Ada kecenderungan kata-kata yang terlalu sering diucapkan menjadi semakin kehilangan makna karena tidak lagi disadari makna dan maksud kata-kata itu diucapkan, sudah seperti mekanis, otomatis, dan terucap begitu saja.

Walaupun begitu, kata-kata itu sebenarnya sangat kuat dan bermakna luar biasa. Ungkapan itu menjadi hal yang sangat penting dalam hal pergaulan, relasi, komunikasi, persahabatan, persaudaraan bahkan segala hal yang berhubungan dengan pengenalan, pembelajaran, pengetahuan, keilmuan, kebijaksanaan pada seseorang menyangkut manusia lain atau objek yang mau dikenali atau diketahui lebih lanjut atau lebih baik daripada sebelumnya.

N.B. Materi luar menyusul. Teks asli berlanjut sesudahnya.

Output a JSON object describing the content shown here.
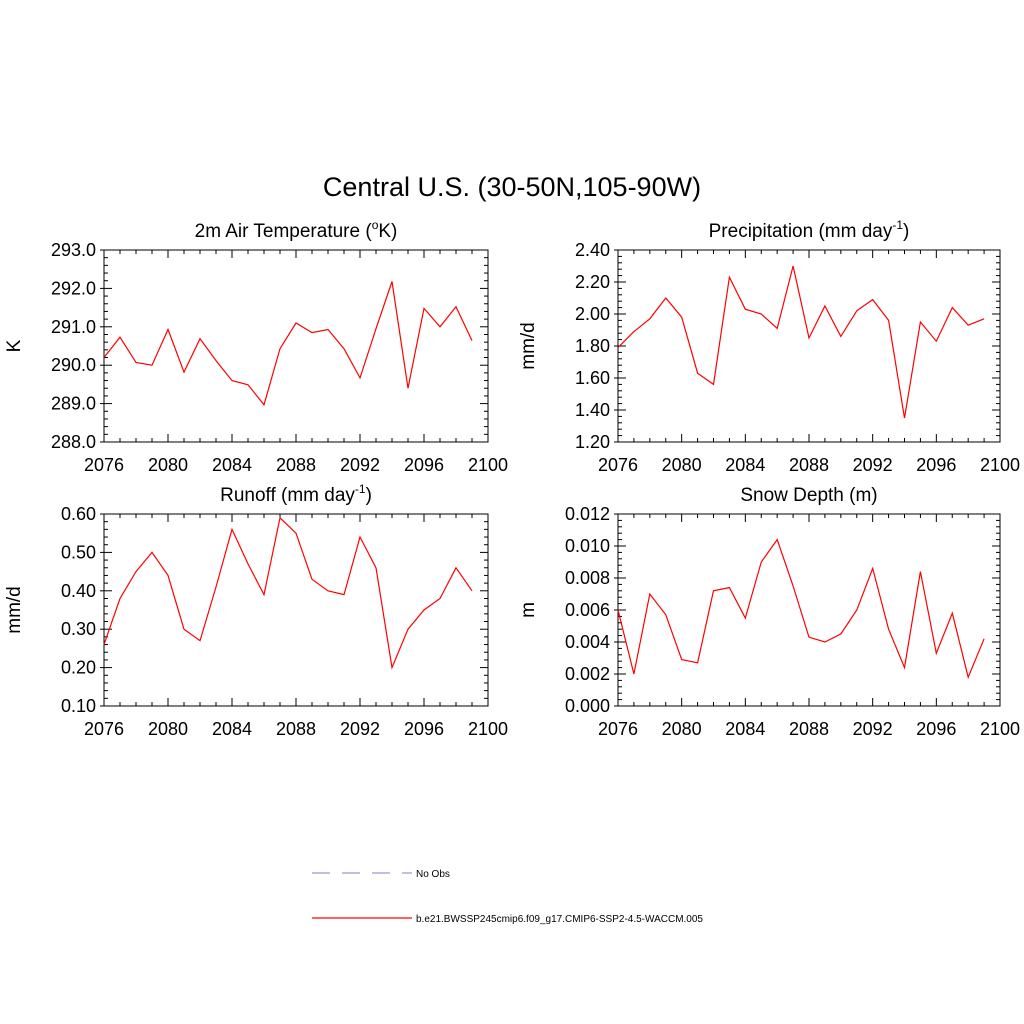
{
  "figure": {
    "title": "Central U.S. (30-50N,105-90W)"
  },
  "chart_data": [
    {
      "type": "line",
      "id": "temp",
      "title": "2m Air Temperature (",
      "title_sup": "o",
      "title_tail": "K)",
      "ylabel": "K",
      "xlim": [
        2076,
        2100
      ],
      "ylim": [
        288.0,
        293.0
      ],
      "xticks": [
        "2076",
        "2080",
        "2084",
        "2088",
        "2092",
        "2096",
        "2100"
      ],
      "yticks": [
        "288.0",
        "289.0",
        "290.0",
        "291.0",
        "292.0",
        "293.0"
      ],
      "x": [
        2076,
        2077,
        2078,
        2079,
        2080,
        2081,
        2082,
        2083,
        2084,
        2085,
        2086,
        2087,
        2088,
        2089,
        2090,
        2091,
        2092,
        2093,
        2094,
        2095,
        2096,
        2097,
        2098,
        2099
      ],
      "series": [
        {
          "name": "b.e21.BWSSP245cmip6.f09_g17.CMIP6-SSP2-4.5-WACCM.005",
          "color": "#ff0000",
          "values": [
            290.2,
            290.73,
            290.07,
            290.0,
            290.93,
            289.82,
            290.69,
            290.12,
            289.6,
            289.49,
            288.97,
            290.43,
            291.1,
            290.85,
            290.93,
            290.43,
            289.67,
            290.95,
            292.18,
            289.4,
            291.48,
            291.0,
            291.52,
            290.64
          ]
        }
      ]
    },
    {
      "type": "line",
      "id": "precip",
      "title": "Precipitation (mm day",
      "title_sup": "-1",
      "title_tail": ")",
      "ylabel": "mm/d",
      "xlim": [
        2076,
        2100
      ],
      "ylim": [
        1.2,
        2.4
      ],
      "xticks": [
        "2076",
        "2080",
        "2084",
        "2088",
        "2092",
        "2096",
        "2100"
      ],
      "yticks": [
        "1.20",
        "1.40",
        "1.60",
        "1.80",
        "2.00",
        "2.20",
        "2.40"
      ],
      "x": [
        2076,
        2077,
        2078,
        2079,
        2080,
        2081,
        2082,
        2083,
        2084,
        2085,
        2086,
        2087,
        2088,
        2089,
        2090,
        2091,
        2092,
        2093,
        2094,
        2095,
        2096,
        2097,
        2098,
        2099
      ],
      "series": [
        {
          "name": "b.e21.BWSSP245cmip6.f09_g17.CMIP6-SSP2-4.5-WACCM.005",
          "color": "#ff0000",
          "values": [
            1.79,
            1.89,
            1.97,
            2.1,
            1.98,
            1.63,
            1.56,
            2.23,
            2.03,
            2.0,
            1.91,
            2.3,
            1.85,
            2.05,
            1.86,
            2.02,
            2.09,
            1.96,
            1.35,
            1.95,
            1.83,
            2.04,
            1.93,
            1.97
          ]
        }
      ]
    },
    {
      "type": "line",
      "id": "runoff",
      "title": "Runoff (mm day",
      "title_sup": "-1",
      "title_tail": ")",
      "ylabel": "mm/d",
      "xlim": [
        2076,
        2100
      ],
      "ylim": [
        0.1,
        0.6
      ],
      "xticks": [
        "2076",
        "2080",
        "2084",
        "2088",
        "2092",
        "2096",
        "2100"
      ],
      "yticks": [
        "0.10",
        "0.20",
        "0.30",
        "0.40",
        "0.50",
        "0.60"
      ],
      "x": [
        2076,
        2077,
        2078,
        2079,
        2080,
        2081,
        2082,
        2083,
        2084,
        2085,
        2086,
        2087,
        2088,
        2089,
        2090,
        2091,
        2092,
        2093,
        2094,
        2095,
        2096,
        2097,
        2098,
        2099
      ],
      "series": [
        {
          "name": "b.e21.BWSSP245cmip6.f09_g17.CMIP6-SSP2-4.5-WACCM.005",
          "color": "#ff0000",
          "values": [
            0.26,
            0.38,
            0.45,
            0.5,
            0.44,
            0.3,
            0.27,
            0.41,
            0.56,
            0.47,
            0.39,
            0.59,
            0.55,
            0.43,
            0.4,
            0.39,
            0.54,
            0.46,
            0.2,
            0.3,
            0.35,
            0.38,
            0.46,
            0.4
          ]
        }
      ]
    },
    {
      "type": "line",
      "id": "snow",
      "title": "Snow Depth (m)",
      "title_sup": "",
      "title_tail": "",
      "ylabel": "m",
      "xlim": [
        2076,
        2100
      ],
      "ylim": [
        0.0,
        0.012
      ],
      "xticks": [
        "2076",
        "2080",
        "2084",
        "2088",
        "2092",
        "2096",
        "2100"
      ],
      "yticks": [
        "0.000",
        "0.002",
        "0.004",
        "0.006",
        "0.008",
        "0.010",
        "0.012"
      ],
      "x": [
        2076,
        2077,
        2078,
        2079,
        2080,
        2081,
        2082,
        2083,
        2084,
        2085,
        2086,
        2087,
        2088,
        2089,
        2090,
        2091,
        2092,
        2093,
        2094,
        2095,
        2096,
        2097,
        2098,
        2099
      ],
      "series": [
        {
          "name": "b.e21.BWSSP245cmip6.f09_g17.CMIP6-SSP2-4.5-WACCM.005",
          "color": "#ff0000",
          "values": [
            0.006,
            0.002,
            0.007,
            0.0057,
            0.0029,
            0.0027,
            0.0072,
            0.0074,
            0.0055,
            0.009,
            0.0104,
            0.0075,
            0.0043,
            0.004,
            0.0045,
            0.006,
            0.0086,
            0.0048,
            0.0024,
            0.0084,
            0.0033,
            0.0058,
            0.0018,
            0.0042
          ]
        }
      ]
    }
  ],
  "legend": {
    "entries": [
      {
        "label": "No Obs",
        "style": "dashed",
        "color": "#9999dd"
      },
      {
        "label": "b.e21.BWSSP245cmip6.f09_g17.CMIP6-SSP2-4.5-WACCM.005",
        "style": "solid",
        "color": "#ff0000"
      }
    ]
  }
}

Ungkapan, "Tak kenal maka tak sayang", sebetulnya juga menyangkut apa saja yang ada pada manusia itu sehingga sesama manusia semakin mengenal, semakin dekat dan semakin beradab dan saling memahami.

* * *
Kemudian ada ungkapan lain, "Jadilah orang dengan pikiran terbuka!" Open minded. Kamus The American Heritage mendefinisikan open minded sebagai receptive to new and different ideas or the opinions of others, dan bersinonim dengan istilah yang lebih menarik, broad-minded.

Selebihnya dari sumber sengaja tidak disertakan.